Members of the project offer numeracy and literacy interventions at participating schools, supporting curriculum advisors, teachers and principals to improve learner performance and classroom practice.

Kühne said the project had focused on interventions in the classroom and teacher support. But now the specific focus would turn to strategic plans for the whole school's development.

"We will sit with teachers and principals and discuss school plans from the management level, and see how to align them with district plans," Kühne explained.

Rural Education Project members

About 60 people, including the project team, teachers, curriculum advisors and circuit managers attended the conference to reflect on the gains thus far.

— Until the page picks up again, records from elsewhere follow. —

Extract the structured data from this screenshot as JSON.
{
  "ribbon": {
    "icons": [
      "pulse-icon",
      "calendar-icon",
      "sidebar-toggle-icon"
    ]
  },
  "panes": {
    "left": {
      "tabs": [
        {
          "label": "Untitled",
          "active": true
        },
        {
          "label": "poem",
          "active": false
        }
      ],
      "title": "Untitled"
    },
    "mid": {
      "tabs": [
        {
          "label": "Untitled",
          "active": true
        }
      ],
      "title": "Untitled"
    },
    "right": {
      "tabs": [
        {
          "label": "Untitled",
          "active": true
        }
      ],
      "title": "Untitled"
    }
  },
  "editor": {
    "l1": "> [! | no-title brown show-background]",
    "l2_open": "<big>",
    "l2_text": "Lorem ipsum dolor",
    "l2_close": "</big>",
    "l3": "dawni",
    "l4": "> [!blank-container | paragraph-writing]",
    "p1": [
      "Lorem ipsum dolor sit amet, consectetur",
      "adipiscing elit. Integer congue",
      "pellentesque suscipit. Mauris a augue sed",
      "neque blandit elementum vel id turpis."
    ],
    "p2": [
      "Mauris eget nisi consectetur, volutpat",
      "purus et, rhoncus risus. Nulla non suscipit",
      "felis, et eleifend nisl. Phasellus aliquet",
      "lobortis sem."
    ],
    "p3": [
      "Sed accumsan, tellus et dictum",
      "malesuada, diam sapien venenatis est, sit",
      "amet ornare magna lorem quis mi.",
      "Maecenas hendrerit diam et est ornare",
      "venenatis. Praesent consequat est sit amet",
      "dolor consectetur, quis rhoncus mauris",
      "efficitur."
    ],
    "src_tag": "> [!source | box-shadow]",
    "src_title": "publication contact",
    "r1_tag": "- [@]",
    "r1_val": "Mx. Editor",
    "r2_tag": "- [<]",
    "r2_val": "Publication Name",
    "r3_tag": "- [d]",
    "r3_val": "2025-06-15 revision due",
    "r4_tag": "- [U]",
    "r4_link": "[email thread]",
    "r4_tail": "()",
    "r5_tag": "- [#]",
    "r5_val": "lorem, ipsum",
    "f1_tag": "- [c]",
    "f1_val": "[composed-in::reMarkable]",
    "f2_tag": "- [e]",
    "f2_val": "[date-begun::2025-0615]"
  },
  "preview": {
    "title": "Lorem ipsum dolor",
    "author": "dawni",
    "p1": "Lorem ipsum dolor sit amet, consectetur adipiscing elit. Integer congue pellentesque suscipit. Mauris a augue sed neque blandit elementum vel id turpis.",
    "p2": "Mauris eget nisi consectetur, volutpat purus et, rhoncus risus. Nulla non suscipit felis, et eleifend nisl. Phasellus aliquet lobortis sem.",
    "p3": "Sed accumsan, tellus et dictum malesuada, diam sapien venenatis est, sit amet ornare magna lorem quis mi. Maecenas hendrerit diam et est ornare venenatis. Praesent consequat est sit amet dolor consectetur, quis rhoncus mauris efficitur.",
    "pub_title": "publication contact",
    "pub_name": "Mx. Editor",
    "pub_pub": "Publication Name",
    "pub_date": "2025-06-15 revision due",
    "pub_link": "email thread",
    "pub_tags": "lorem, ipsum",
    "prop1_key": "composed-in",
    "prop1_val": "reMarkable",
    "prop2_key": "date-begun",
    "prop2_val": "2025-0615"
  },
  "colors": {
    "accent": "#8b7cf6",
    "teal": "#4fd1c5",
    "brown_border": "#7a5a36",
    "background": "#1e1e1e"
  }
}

"We shared with funders our progress to date, learnings from different interventions and discussed the way forward as part of the project exit strategy," Kühne said.

Among the issues raised were teacher capacity, content, pedagogic knowledge, and how to bridge the gap between policy and practice.

One of the good things about the conference, Kühne said, was that it gave teachers, who are normally left out of debates, a platform to voice their views.

The project will be concluded at the end of 2009, but there are discussions to replicate some of the models, and certain funders have shown interest in taking the project forward.